African critics are beginning to push back against the acclaim for Cary Fukunaga’s Netflix feature Beasts of No Nation, including Noah Tsika at Africa is a Country:

That Fukunaga’s Beasts breaks no new narrative or thematic ground is scarcely a sin. But the film evokes the type of Tarzanism by which Western cultural producers perpetually seek to gain artistic legitimacy, proffering a cinematic vision of reflexive violence (couched as inherently, ahistorically “African”) as well as an especially aggrandizing, extratextual portrait of an American male director who made a “risky,” malarial, downright Conradian trek into the darkness of the global South.
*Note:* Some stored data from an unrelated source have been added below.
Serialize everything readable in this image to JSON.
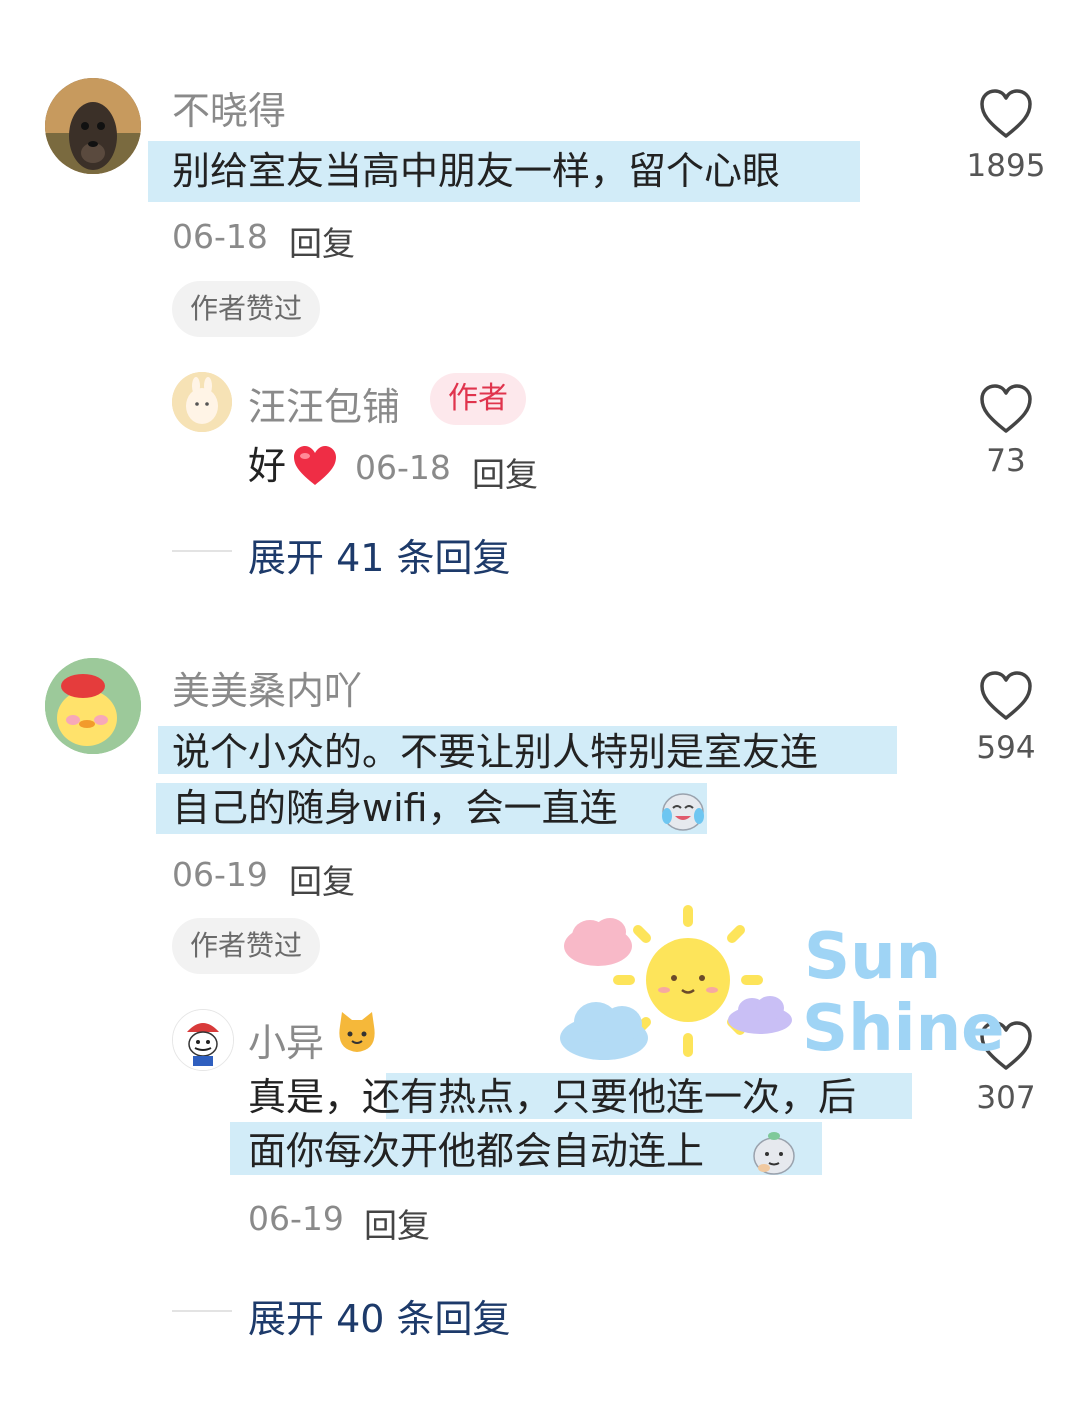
{
  "comments": [
    {
      "user": "不晓得",
      "text": "别给室友当高中朋友一样，留个心眼",
      "date": "06-18",
      "reply_label": "回复",
      "badge": "作者赞过",
      "likes": "1895",
      "sub_reply": {
        "user": "汪汪包铺",
        "tag": "作者",
        "text": "好",
        "date": "06-18",
        "reply_label": "回复",
        "likes": "73"
      },
      "expand_label": "展开 41 条回复"
    },
    {
      "user": "美美桑内吖",
      "text_line1": "说个小众的。不要让别人特别是室友连",
      "text_line2": "自己的随身wifi，会一直连",
      "date": "06-19",
      "reply_label": "回复",
      "badge": "作者赞过",
      "likes": "594",
      "sub_reply": {
        "user": "小异",
        "text_line1_a": "真是，还",
        "text_line1_b": "有热点，只要他连一次，后",
        "text_line2": "面你每次开他都会自动连上",
        "date": "06-19",
        "reply_label": "回复",
        "likes": "307"
      },
      "expand_label": "展开 40 条回复"
    }
  ],
  "sticker": {
    "line1": "Sun",
    "line2": "Shine"
  },
  "colors": {
    "highlight": "#d2ecf8",
    "author_tag": "#e0344d",
    "expand": "#1d3a6a"
  }
}
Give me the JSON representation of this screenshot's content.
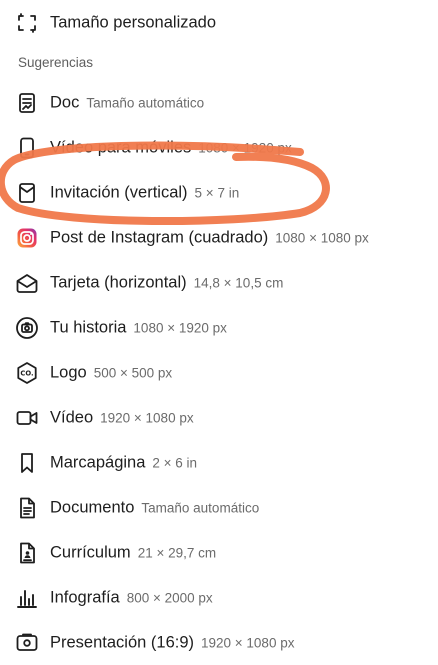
{
  "header_item": {
    "label": "Tamaño personalizado",
    "icon": "custom-size-icon"
  },
  "section_title": "Sugerencias",
  "items": [
    {
      "label": "Doc",
      "dims": "Tamaño automático",
      "icon": "doc-icon"
    },
    {
      "label": "Vídeo para móviles",
      "dims": "1080 × 1920 px",
      "icon": "mobile-icon"
    },
    {
      "label": "Invitación (vertical)",
      "dims": "5 × 7 in",
      "icon": "invitation-icon"
    },
    {
      "label": "Post de Instagram (cuadrado)",
      "dims": "1080 × 1080 px",
      "icon": "instagram-icon"
    },
    {
      "label": "Tarjeta (horizontal)",
      "dims": "14,8 × 10,5 cm",
      "icon": "card-icon"
    },
    {
      "label": "Tu historia",
      "dims": "1080 × 1920 px",
      "icon": "camera-icon"
    },
    {
      "label": "Logo",
      "dims": "500 × 500 px",
      "icon": "logo-icon"
    },
    {
      "label": "Vídeo",
      "dims": "1920 × 1080 px",
      "icon": "video-icon"
    },
    {
      "label": "Marcapágina",
      "dims": "2 × 6 in",
      "icon": "bookmark-icon"
    },
    {
      "label": "Documento",
      "dims": "Tamaño automático",
      "icon": "document-icon"
    },
    {
      "label": "Currículum",
      "dims": "21 × 29,7 cm",
      "icon": "resume-icon"
    },
    {
      "label": "Infografía",
      "dims": "800 × 2000 px",
      "icon": "infographic-icon"
    },
    {
      "label": "Presentación (16:9)",
      "dims": "1920 × 1080 px",
      "icon": "presentation-icon"
    }
  ],
  "icon_text": {
    "logo": "CO."
  },
  "colors": {
    "text": "#1e1e1e",
    "secondary": "#6b6b6b",
    "annotation": "#f0784a"
  }
}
Fukunaga’s film was, as many a press release has made clear, filmed in Ghana. Less available, however, is the fact that Fukunaga shot retakes in Brazil, letting the lush landscape of that South American country stand in, however unconvincingly, for some of the environmental specificities of West Africa.

Eagle-eyed Widescreen followers will recognise that Tsika’s (and others) concerns were shared by us in our video review a couple of weeks ago.

 

We are big fans of Studio Ghibli here at Widescreen and are very taken with the idea of a Ghibli tour of Japan. Some ideas can be found here at Inside Japan Tours:

5. Totoro House, Nagoya
Fans of My Neighbour Totoro, perhaps Miyazaki’s most recognisable film, can visit a full-scale replica of Satsuki and Mei’s house in Nagoya. Built for the World’s Fair in 2005, the faithful reproduction was overseen by Goro Miyazaki, with incredible attention to detail that really brings the film to life.

 

Finally, the news that Philip Pullman’s His Dark Materials novels are to be adapted for television by the BBC – an announcement coinciding with their 20th anniversary — brings us a tremendous interview with Pullman at Slate:

What’s your favorite parable?

I think the Good Samaritan is probably the best. It is so clearly told, so simply conceived, that having heard it once you’ll never forget it. Jesus, like so many of the preachers wandering Galilee, was a tremendous storyteller. He wielded words and images with enormous genius. “When you see a speck in your brother’s eye and pay no attention to the plank in your eye”—that is just a wonderful image, and so true. I wonder what would’ve happened if he hadn’t been arrested and executed. Would he have gone on and written a book? We know he can write because we have a description of him writing in the dust …

 

[*May not be the actual best. We haven't read the entire internet.]